Что после этого можно сказать о мизантропии – об этом скромном, самокритическом явлении, когда ослу стыдно за своё рабское ослиное племя, а киту обидно, что он не умеет парить в небесах и день за днём вынужден пересасывать тонны воды ради нескольких центнеров калорийных букашек. Вот и лопалось тысячелетнее терпение – и начинался одиночный бунт. И тогда на эту исхудавшую громадину мигом набрасывался весь морской люд. Но прежде чем от неё оставалась горстка известняка – известие о бунте доходило до малолетних китят, и, может быть, не зря в научных кругах ходят слухи, что эти животные когда-то выбирались на сушу и снова возвращались в обетованные воды.
Так или эдак, но мы можем влить небольшую струю оптимизма в сочувственные и милосердные сердца. Не выдавая координат и фамилий, сообщим, что, по крайней мере, нам известно о существовании двух мизантропов, усердно скрывающих свою принадлежность к некогда процветавшему виду. Их мировоззрение с трудом поддаётся описанию, и поэтому мы не ручаемся за красоту нижеследующего изложения.
Нужно добавить, что в глубине души абсолютно все склонны к мизантропии, так как любовь к искусству и интерес к странным явлениям (в том числе, к инопланетянам) есть ничто иное, как неопознанное желание вырваться из тисков человеческих форм. Кто же М и з а н т р о п
он? —
Мы робко надеемся, что теперь, после наглядных примеров, вызванных усилиями вашего воображения, многие переменят своё отношение к мизантропии, – этому детскому королевству прямых зеркал, – и при встрече с его малочисленными подданными не будут потрясать своим гуманистическим оружием и угнетать демонстрацией оптимистических воззрений. Тогда, быть может, удастся сохранить человеческое племя разношёрстным, имея в виду, что и сегодняшний гуманоид-тиран бьёт себя в грудь, клянясь в любви, ни больше, ни меньше, как к своему народу.
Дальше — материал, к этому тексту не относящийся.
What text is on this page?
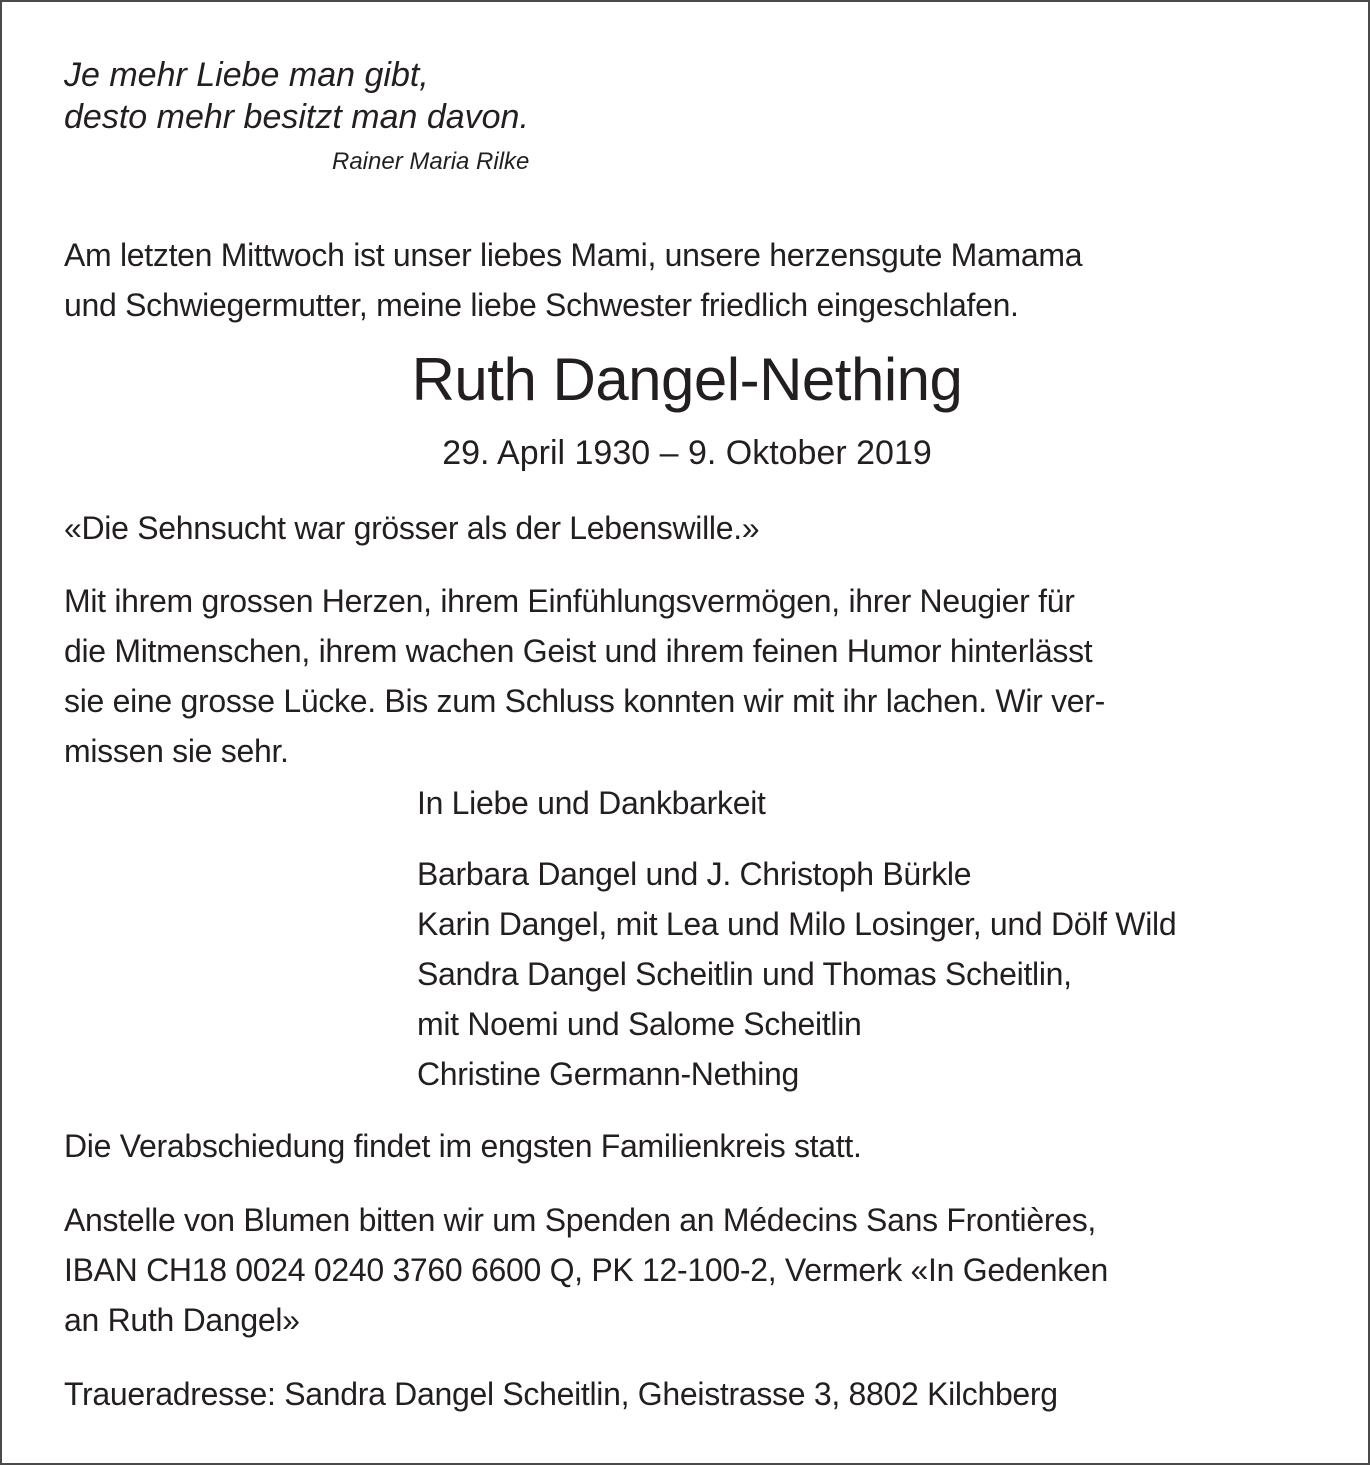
Je mehr Liebe man gibt,

desto mehr besitzt man davon.

Rainer Maria Rilke

Am letzten Mittwoch ist unser liebes Mami, unsere herzensgute Mamama

und Schwiegermutter, meine liebe Schwester friedlich eingeschlafen.

Ruth Dangel-Nething

29. April 1930 – 9. Oktober 2019

«Die Sehnsucht war grösser als der Lebenswille.»

Mit ihrem grossen Herzen, ihrem Einfühlungsvermögen, ihrer Neugier für

die Mitmenschen, ihrem wachen Geist und ihrem feinen Humor hinterlässt

sie eine grosse Lücke. Bis zum Schluss konnten wir mit ihr lachen. Wir ver-

missen sie sehr.

In Liebe und Dankbarkeit

Barbara Dangel und J. Christoph Bürkle

Karin Dangel, mit Lea und Milo Losinger, und Dölf Wild

Sandra Dangel Scheitlin und Thomas Scheitlin,

mit Noemi und Salome Scheitlin

Christine Germann-Nething

Die Verabschiedung findet im engsten Familienkreis statt.

Anstelle von Blumen bitten wir um Spenden an Médecins Sans Frontières,

IBAN CH18 0024 0240 3760 6600 Q, PK 12-100-2, Vermerk «In Gedenken

an Ruth Dangel»

Traueradresse: Sandra Dangel Scheitlin, Gheistrasse 3, 8802 Kilchberg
А пока ответим, что дружба всё-таки существует, если не пренебрегать случайной цифрой в умножении вражды, глупости и лицемерия. Обычно один поглощает другого, когда этот другой не может в одиночку перебороть свой стадный страх. А талант поглощает всех, кроме самого себя и таланта равного себе. И если в дружеские отношения закралась зависть, эта не приручаемая и коварная собака, или же один из двух благороден, но бездарен – о какой дружбе может идти речь, когда один из двух постоянно ощущает себя обглоданным и бездомным.
Посему мы можем резюмировать, заметив, что самые страшные бойни бывают между бывшими мнимыми друзьями и влюблёнными.
Проба пера
Когда Артур Мстиславович Тинусов объявил себя богом – компетентные органы им заинтересовались.
Казалось бы, к чему атеистическим службам этот самодовольный еретик, но нет, слежка началась тотальная, и где-то в верхних этажах срочно подготавливался проект закона, запрещающего объявлять себя божествами, сатанами, любыми их приближёнными, в том числе кентаврами, русалками и иной сказочной нечистью.
Дело в том, что сотрудники и агенты ежедневно докладывали начальству всякую чепуху – то они чувствовали неприятные запахи, когда подслушивали и находились практически на своих рабочих местах, то видели Тинусова в окружении каких-то призрачных подобий людям и животным, то он распоряжался и безобразничал в их снах, то так стремительно уходил от слежки, что у преследователей ручьём текли слёзы, и до того рябило в глазах, что они начинали путать цвета и их приходилось дисквалифицировать.
Сначала начальство не придавало особого значения фантазиям подчинённых – в последнее время трудно было набрать хороший штат сотрудников, и все происшествия с Артуром Тинусовым списывались на слабый профессионализм и разжиженный головной мозг агентов. Начальство выходило из себя, само ходило на проверки, ничего не видело и не признавало объяснений, будто бы Тинусов хитрит, специально прикидываясь бедной овечкой.